Ms. LITHWICK: Well, that would - the most important thing was that he knew nothing about it. I mean, first of all, I think that the overarching feeling -and you really got a sense of this - is that he's just grieving for the Justice Department. He talked about quote, "the great uncertainty and pain that pervades the department now." And the second thing I think he made clear is that he had no role whatsoever in this process of, you know, sorting and ranking and hiring and firing. Let's listen to him for a second.
Mr. JAMES COMEY (Former Deputy Attorney General): I didn't put together any list. I don't understand this code, frankly. And so if I could, I'd like to take a pass on that one.
Ms. LITHWICK: So there he is, sort of being a straight shooter, saying, I had no list. But he went even further and he sort of went bump, bump, bump, down the list of the fired U.S. attorneys. And of the eight who were fired, of seven certainly he only had glowing things to say. California's Carol Lam, he said, was not ineffective or subordinate, as has been claimed. Seattle's John McKay he said was very strong, quote, "one of the best ones." Same for Nevada's Daniel Bogden; same for New Mexico's David Iglesias.
And then when he got to Patrick Fitzgerald, here's what he had to say to the committee.
Representative LINDA SANCHEY (Democrat, California): It's been reported that Patrick Fitzgerald of Illinois was listed on that chart in the middle category as someone who had not distinguished himself positively or negatively. What is your reaction to that rating?
Mr. COMEY: I've never thought much of him. No, I'm just kidding. He's a very close friend of mine.
Rep. SANCHEY: I think he'll be shocked to hear that.

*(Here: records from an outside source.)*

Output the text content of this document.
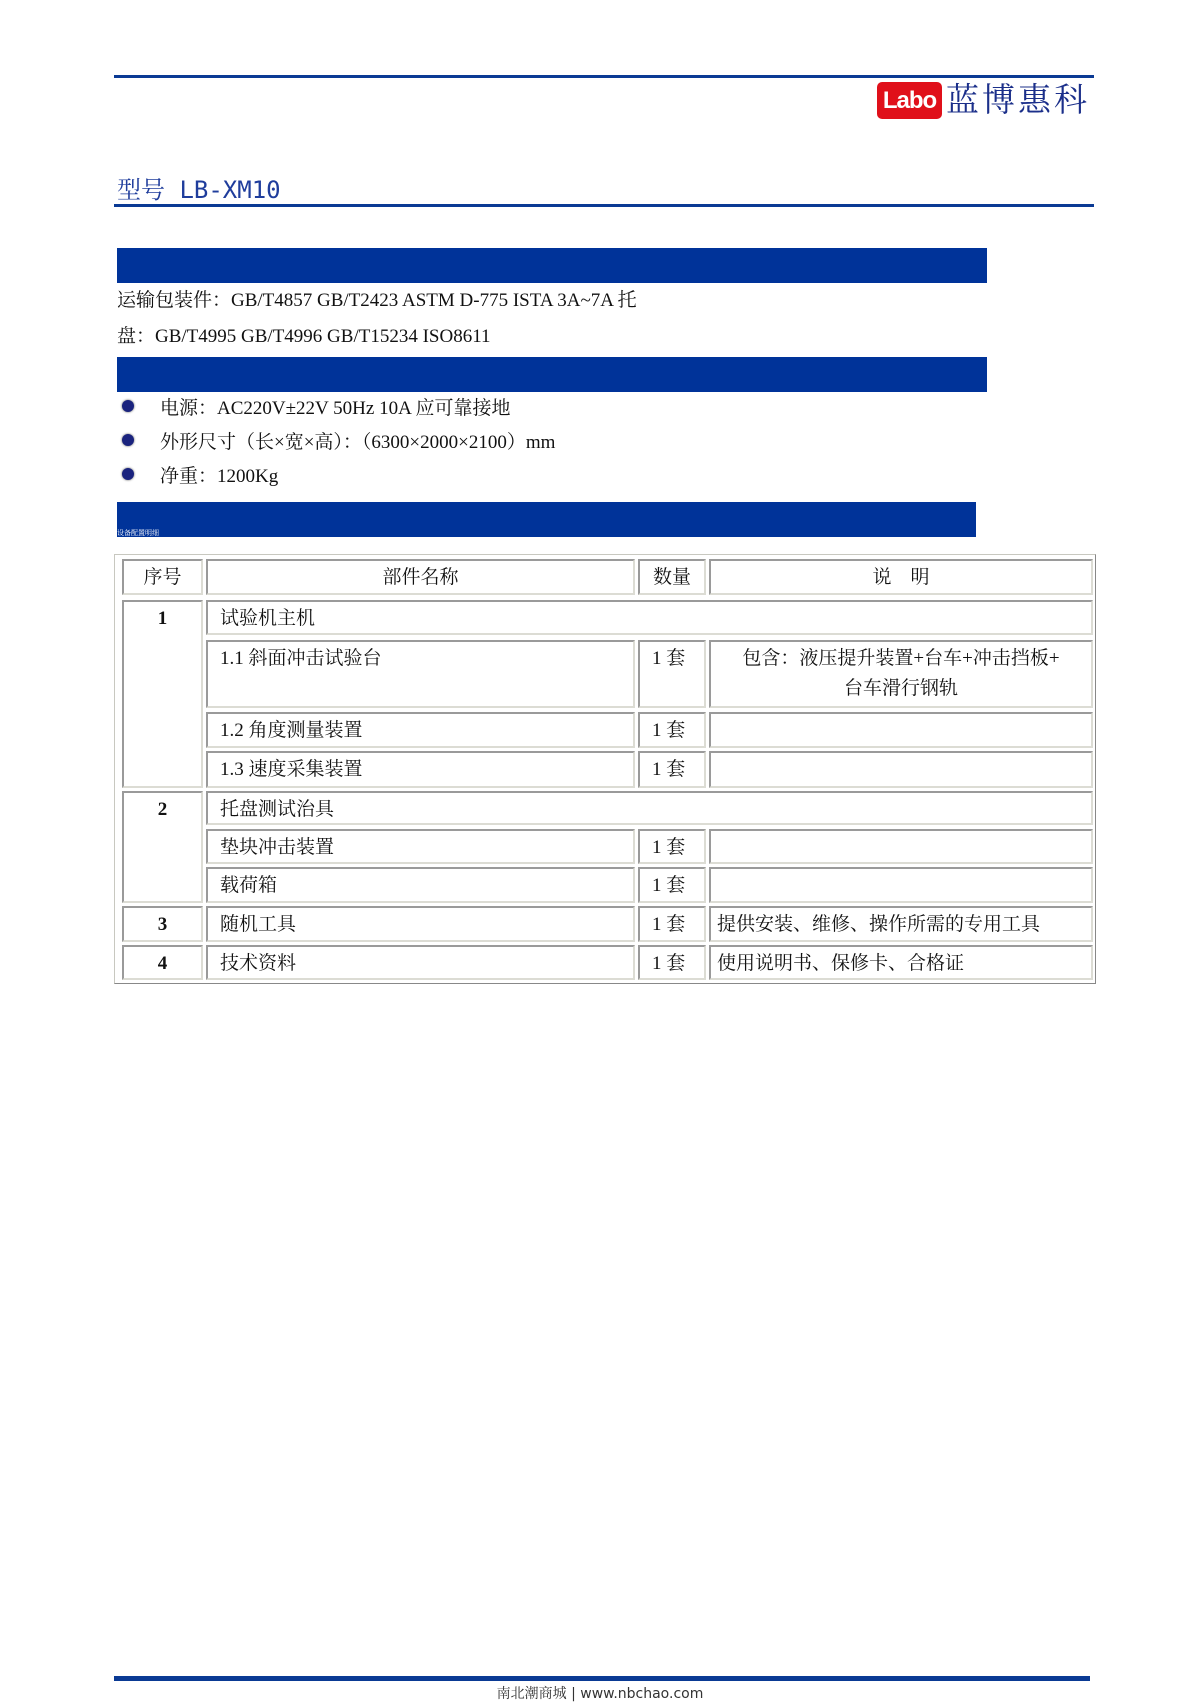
Labo 蓝博惠科
型号 LB-XM10
运输包装件：GB/T4857 GB/T2423 ASTM D-775 ISTA 3A~7A 托
盘：GB/T4995 GB/T4996 GB/T15234 ISO8611
电源：AC220V±22V 50Hz 10A 应可靠接地
外形尺寸（长×宽×高）：（6300×2000×2100）mm
净重：1200Kg
设备配置明细
序号	部件名称	数量	说　明
1	试验机主机
1.1 斜面冲击试验台	1 套	包含：液压提升装置+台车+冲击挡板+
台车滑行钢轨
1.2 角度测量装置	1 套
1.3 速度采集装置	1 套
2	托盘测试治具
垫块冲击装置	1 套
载荷箱	1 套
3	随机工具	1 套	提供安装、维修、操作所需的专用工具
4	技术资料	1 套	使用说明书、保修卡、合格证
南北潮商城 | www.nbchao.com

Mr. COMEY: He's a very close friend of mine. I think he is one of the finest federal prosecutors that there is, and maybe has ever been. So...
Rep. SANCHEY: So you would disagree with the assessment on that list that he haven't distinguished himself either positively or negatively?
Mr. COMEY: Yeah. That - although I've enjoyed teasing him about it, it would not be where I would put him on the list.
BRAND: So Dahlia, yeah, that is some light-hearted banter, but beneath that some serious, serious issues. Some other developments on the matter of U.S. attorney firings. Tell us about the Justice Department's investigation of one of its own - former Justice official Monica Goodling.
Ms. LITHWICK: Right, Madeleine. This is such an interesting new development in the scandal. You know, we talk about it happening sort of drip, drip, drip. This is a big drip. The Justice Department announced yesterday that they were going to launch an inquiry into Monica Goodling. We'll remember she was the Justice Department adviser, the White House liaison, who together with Alberto Gonzales's deputy, Kyle Sampson, were cooking up this list, apparently without any supervision at all.
Well, now the Justice Department is launching an inquiry into whether maybe Goodling improperly used the politics or the ideology of candidates as a litmus test in hiring prospective prosecutors. And that would be in violation of the law. It raises all sorts of big, big questions about the grant of immunity that she was supposed to be given in exchange for her testimony before the Judiciary Committee.
So it's a really interesting problem of - if she's in fact broken some laws, can this testimony go forward?
BRAND: Thank you, Dahlia.
Ms. LITHWICK: My pleasure, Madeleine.
BRAND: That's Slate.com's legal analyst, Dahlia Lithwick.